Y no se dan cuenta de que hoy, en el Congreso, hay diputados que estuvieron mucho más censurados que la ultraderecha, porque tienen las manos manchadas de sangre o porque aplauden a quienes han aterrorizado a un país asesinando indiscriminadamente. Si eso está sucediendo, todo puede pasar.

Y digo que traicionaron a los suyos porque el líder proclamó una república y la suspendió segundos después, huyendo en el maletero de un automóvil y dejando aquí, en la cárcel, a sus compañeros. Los verdaderos independentistas que ahora apoyen a Puigdemont no podrán quejarse, más adelante, de todas las traiciones que les esperan.

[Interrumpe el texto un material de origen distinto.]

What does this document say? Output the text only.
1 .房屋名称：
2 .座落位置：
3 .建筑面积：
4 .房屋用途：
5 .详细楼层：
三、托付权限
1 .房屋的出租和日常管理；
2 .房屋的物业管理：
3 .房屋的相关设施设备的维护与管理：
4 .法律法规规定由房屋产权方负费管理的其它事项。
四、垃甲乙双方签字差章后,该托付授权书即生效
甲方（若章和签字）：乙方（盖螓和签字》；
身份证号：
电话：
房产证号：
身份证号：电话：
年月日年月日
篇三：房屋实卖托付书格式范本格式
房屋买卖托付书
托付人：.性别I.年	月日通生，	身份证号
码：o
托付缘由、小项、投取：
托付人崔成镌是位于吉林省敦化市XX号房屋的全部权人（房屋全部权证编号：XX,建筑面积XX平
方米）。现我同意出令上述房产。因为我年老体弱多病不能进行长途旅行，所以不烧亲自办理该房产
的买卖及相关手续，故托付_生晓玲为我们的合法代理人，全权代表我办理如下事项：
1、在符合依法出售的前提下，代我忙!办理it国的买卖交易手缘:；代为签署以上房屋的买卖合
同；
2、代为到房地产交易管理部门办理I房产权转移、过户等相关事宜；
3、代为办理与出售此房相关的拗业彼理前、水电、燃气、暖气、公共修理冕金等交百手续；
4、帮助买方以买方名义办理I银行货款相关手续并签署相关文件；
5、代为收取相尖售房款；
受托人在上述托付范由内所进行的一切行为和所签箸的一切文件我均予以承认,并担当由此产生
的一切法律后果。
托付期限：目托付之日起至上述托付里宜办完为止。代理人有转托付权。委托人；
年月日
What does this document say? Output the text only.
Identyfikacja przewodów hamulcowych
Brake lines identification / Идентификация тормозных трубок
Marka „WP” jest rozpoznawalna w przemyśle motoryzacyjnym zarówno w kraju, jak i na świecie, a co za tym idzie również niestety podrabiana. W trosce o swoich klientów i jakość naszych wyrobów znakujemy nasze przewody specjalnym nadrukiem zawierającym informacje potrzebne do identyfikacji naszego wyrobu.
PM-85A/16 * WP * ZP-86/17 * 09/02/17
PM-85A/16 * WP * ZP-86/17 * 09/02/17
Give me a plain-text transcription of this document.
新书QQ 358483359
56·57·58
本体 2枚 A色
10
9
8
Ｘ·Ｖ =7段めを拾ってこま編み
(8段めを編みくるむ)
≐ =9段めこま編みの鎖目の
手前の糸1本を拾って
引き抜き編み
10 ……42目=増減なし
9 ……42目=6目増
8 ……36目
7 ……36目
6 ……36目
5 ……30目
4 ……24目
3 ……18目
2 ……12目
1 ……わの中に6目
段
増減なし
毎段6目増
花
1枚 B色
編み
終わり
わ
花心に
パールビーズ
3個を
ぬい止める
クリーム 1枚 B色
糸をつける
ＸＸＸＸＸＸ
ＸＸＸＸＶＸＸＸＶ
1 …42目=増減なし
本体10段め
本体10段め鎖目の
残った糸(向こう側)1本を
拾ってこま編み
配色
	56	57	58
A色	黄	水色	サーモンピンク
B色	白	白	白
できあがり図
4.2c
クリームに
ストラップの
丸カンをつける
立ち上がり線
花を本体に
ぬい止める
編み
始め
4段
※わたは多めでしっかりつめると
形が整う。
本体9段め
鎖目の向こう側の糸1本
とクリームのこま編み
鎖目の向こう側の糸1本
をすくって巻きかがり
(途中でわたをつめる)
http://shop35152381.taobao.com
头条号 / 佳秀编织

Amnistiar, es decir, olvidar y hacer como que no pasó nada

Pero, ¿qué pasa mientras tanto con la economía, que parece que está en el banquillo, en un segundo plano? Lo mismo que con las demás medidas políticas: están en manos de lo que se le ocurra al grupo que recabe más apoyos en el Parlamento.

Mientras Pedro Sánchez, presidente en funciones que, con toda seguridad, va a permanecer en su trono, sea capaz de engañar a la Unión Europea, todo vale. Mientras la Unión Europea, que está de capa caída, siga mirando a otro lado, y acallando las voces de los países cuyo comportamiento económico es más solvente que el nuestro, no habrá problema. El Gobierno de Pedro Sánchez podrá aumentar el gasto, condonar la deuda a Cataluña, ir a por tabaco en el Falcon, colocar a sus amigos y los familiares de sus amigos y lo que haga falta.

Imagino que, después de la amnistía, vendrá el referéndum para el 2027, y la reforma de la Constitución para hacer de su voluntad una regla suprema.

Sin embargo, este panorama, cuyo coste económico vamos a sufrir en nuestros bolsillos enseguida, solamente tiene sentido porque ellos no se ven fuera de la ecuación. Una premisa sorprendente para cualquiera que entienda la economía, la sociedad o la dinámica política como un fenómeno hipercomplejo en el que la emergencia no se puede prever. Cayó la Unión Soviética.

El Reino Unido se fue de la Unión Europea. Grecia quebró. Trump ganó las elecciones. Lo impensable, sucede.

Otra cosa es en qué condiciones van a dejar la ya empobrecida economía del españolito medio.